A proposta avançou com forte apoio do plenário. No primeiro turno, o placar registrou 472 votos favoráveis e 22 contrários. Já na segunda rodada de votação, o texto recebeu o aval de 461 parlamentares, enquanto 19 mantiveram a rejeição.
Concentração regional dos votos contrários
Um dado relevante da votação é o isolamento geográfico da oposição ao projeto. Dos 26 estados e do Distrito Federal, representantes de apenas cinco unidades da federação registraram votos contra a medida em algum dos turnos: Roraima, Maranhão, São Paulo, Santa Catarina e Rio Grande do Sul.
A bancada catarinense chamou a atenção por concentrar o maior volume de votos contrários à mudança na jornada laboral.

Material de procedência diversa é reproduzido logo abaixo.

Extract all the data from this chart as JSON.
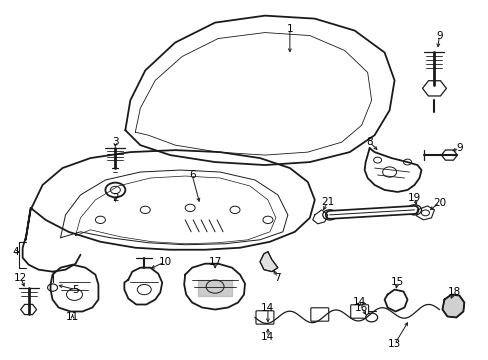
{
  "background_color": "#ffffff",
  "line_color": "#1a1a1a",
  "text_color": "#000000",
  "fig_width": 4.89,
  "fig_height": 3.6,
  "dpi": 100
}
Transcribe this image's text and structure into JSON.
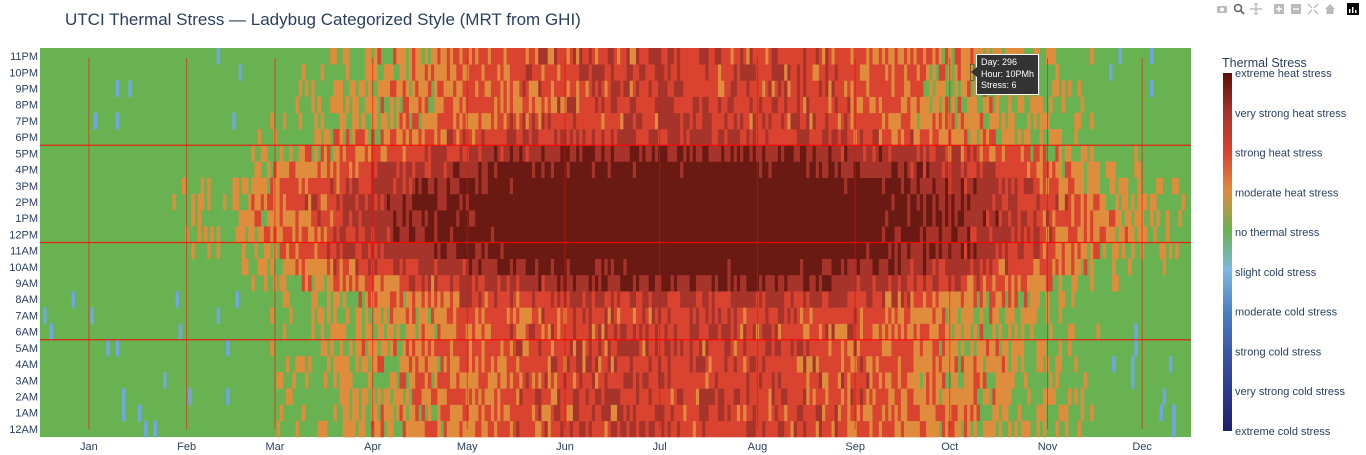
{
  "title": "UTCI Thermal Stress — Ladybug Categorized Style (MRT from GHI)",
  "modebar": [
    {
      "name": "camera-icon",
      "title": "Download plot as a png"
    },
    {
      "name": "zoom-icon",
      "title": "Zoom"
    },
    {
      "name": "pan-icon",
      "title": "Pan"
    },
    {
      "name": "zoom-in-icon",
      "title": "Zoom in"
    },
    {
      "name": "zoom-out-icon",
      "title": "Zoom out"
    },
    {
      "name": "autoscale-icon",
      "title": "Autoscale"
    },
    {
      "name": "home-icon",
      "title": "Reset axes"
    },
    {
      "name": "plotly-logo-icon",
      "title": "Produced with Plotly"
    }
  ],
  "tooltip": {
    "line1": "Day: 296",
    "line2": "Hour: 10PMh",
    "line3": "Stress: 6"
  },
  "colors": {
    "extreme_heat": "#6b1a13",
    "very_strong_heat": "#a7342b",
    "strong_heat": "#d9432f",
    "moderate_heat": "#df8c3d",
    "no_stress": "#69b251",
    "slight_cold": "#6fa8dc",
    "grid_red": "#ff0000"
  },
  "chart_data": {
    "type": "heatmap",
    "title": "UTCI Thermal Stress — Ladybug Categorized Style (MRT from GHI)",
    "x_tick_labels": [
      "Jan",
      "Feb",
      "Mar",
      "Apr",
      "May",
      "Jun",
      "Jul",
      "Aug",
      "Sep",
      "Oct",
      "Nov",
      "Dec"
    ],
    "x_range_days": [
      1,
      365
    ],
    "y_tick_labels": [
      "12AM",
      "1AM",
      "2AM",
      "3AM",
      "4AM",
      "5AM",
      "6AM",
      "7AM",
      "8AM",
      "9AM",
      "10AM",
      "11AM",
      "12PM",
      "1PM",
      "2PM",
      "3PM",
      "4PM",
      "5PM",
      "6PM",
      "7PM",
      "8PM",
      "9PM",
      "10PM",
      "11PM"
    ],
    "y_range_hours": [
      0,
      23
    ],
    "horizontal_reference_hours": [
      6,
      12,
      18
    ],
    "colorbar": {
      "title": "Thermal Stress",
      "labels": [
        "extreme heat stress",
        "very strong heat stress",
        "strong heat stress",
        "moderate heat stress",
        "no thermal stress",
        "slight cold stress",
        "moderate cold stress",
        "strong cold stress",
        "very strong cold stress",
        "extreme cold stress"
      ],
      "range": [
        -4,
        5
      ]
    },
    "legend_position": "right",
    "grid": true
  }
}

Quem votou contra a proposta?
Em conformidade com a transparência pública e o registro oficial da sessão, os parlamentares que se posicionaram contra a PEC (computados ambos os turnos) foram:
- Maranhão: Paulo Marinho Jr (PL)
- Novo Progresso / Missão / União / PSD (São Paulo): Adriana Ventura (Novo), Fausto Pinato (União), Kim Kataguiri (Missão), Ricardo Salles (Novo), Rosangela Moro (PL).
- Rio Grande do Sul: Bibo Nunes (PL), Lucas Redecker (PSD), Marcel van Hattem (Novo), Mauricio Marcon (PL), Sérgio Turra (PP).
- Roraima: Nicoletti (PL).
- Santa Catarina: Carlos Chiodini (MDB), Caroline de Toni (PL), Daniel Freitas (PL), Daniela Reinehr (PL), Fabio Schiochet (União), Gilson Marques (Novo), Julia Zanatta (PL), Pezenti (MDB), Ricardo Guidi (PL), Zé Trovão (PL).